Micron Technology delivered fiscal second-quarter results that obliterated Wall Street expectations, underscoring the extraordinary demand for memory chips driven by the global AI infrastructure build-out.
The Boise, Idaho-based chipmaker reported revenue of $23.86 billion for the quarter ended in early March, a staggering 196% increase from the same period a year ago. Adjusted earnings per share came in at $12.20, well above the $9.31 consensus estimate. GAAP gross margin hit 74.4%, reflecting both tight supply conditions and premium pricing on advanced memory products.
A Forecast That Stunned Analysts
Perhaps more striking than the backward-looking numbers was Micron's forward guidance. The company projected third-quarter revenue of approximately $33.5 billion — plus or minus $750 million — compared with a Wall Street consensus of just $24.29 billion. Adjusted earnings per share are expected to reach roughly $19.15.
To support the surge, Micron raised its fiscal 2026 capital expenditure plan to $25 billion, up $5 billion from its prior target of $20 billion. The additional spending is aimed squarely at expanding production of high-bandwidth memory (HBM) and advanced DRAM nodes.
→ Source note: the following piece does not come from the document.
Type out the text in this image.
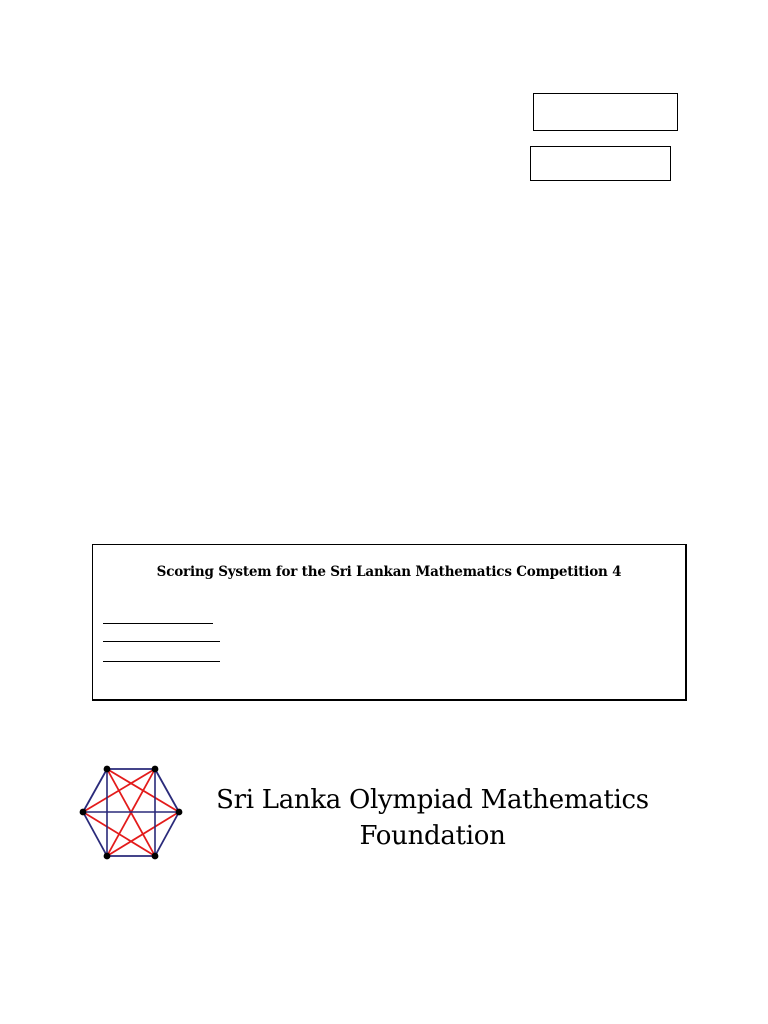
Scoring System for the Sri Lankan Mathematics Competition 4
Sri Lanka Olympiad Mathematics
Foundation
HBM: Sold Out and Priced to Match
The star of Micron's earnings story is HBM — the vertically stacked memory modules that sit alongside GPUs in AI accelerators from NVIDIA and AMD. Micron confirmed that its entire calendar-year 2026 HBM supply is spoken for, with price and volume locked in across all customers.
The company now expects the total addressable market for HBM to reach approximately $100 billion by 2028, growing at a compound annual rate of roughly 40% from $35 billion in 2025. Notably, that $100 billion milestone is projected to arrive two years earlier than Micron's previous estimate.
Cloud and Data Center Demand
Micron's cloud memory business alone generated $7.75 billion in Q2 revenue, a jump of more than 160% year-over-year. Data center DRAM and NAND bits TAM is expected to exceed 50% of industry TAM for the first time in calendar 2026, and AI servers are on track to account for over 60% of worldwide consumption by 2030.
What It Means for the AI Economy
Micron's results serve as a barometer for the broader AI hardware supply chain. While GPU makers like NVIDIA capture headlines with trillion-dollar order forecasts, memory remains a critical — and increasingly scarce — bottleneck. Every AI training run and every inference query depends on fast, high-capacity memory, and Micron's numbers suggest demand is outpacing even aggressive capacity expansion plans.
The stock, which has risen more than 350% over the past year, slipped modestly in after-hours trading as investors digested the higher capital spending commitments. But the message from Micron's management was clear: the AI memory supercycle is accelerating, not plateauing.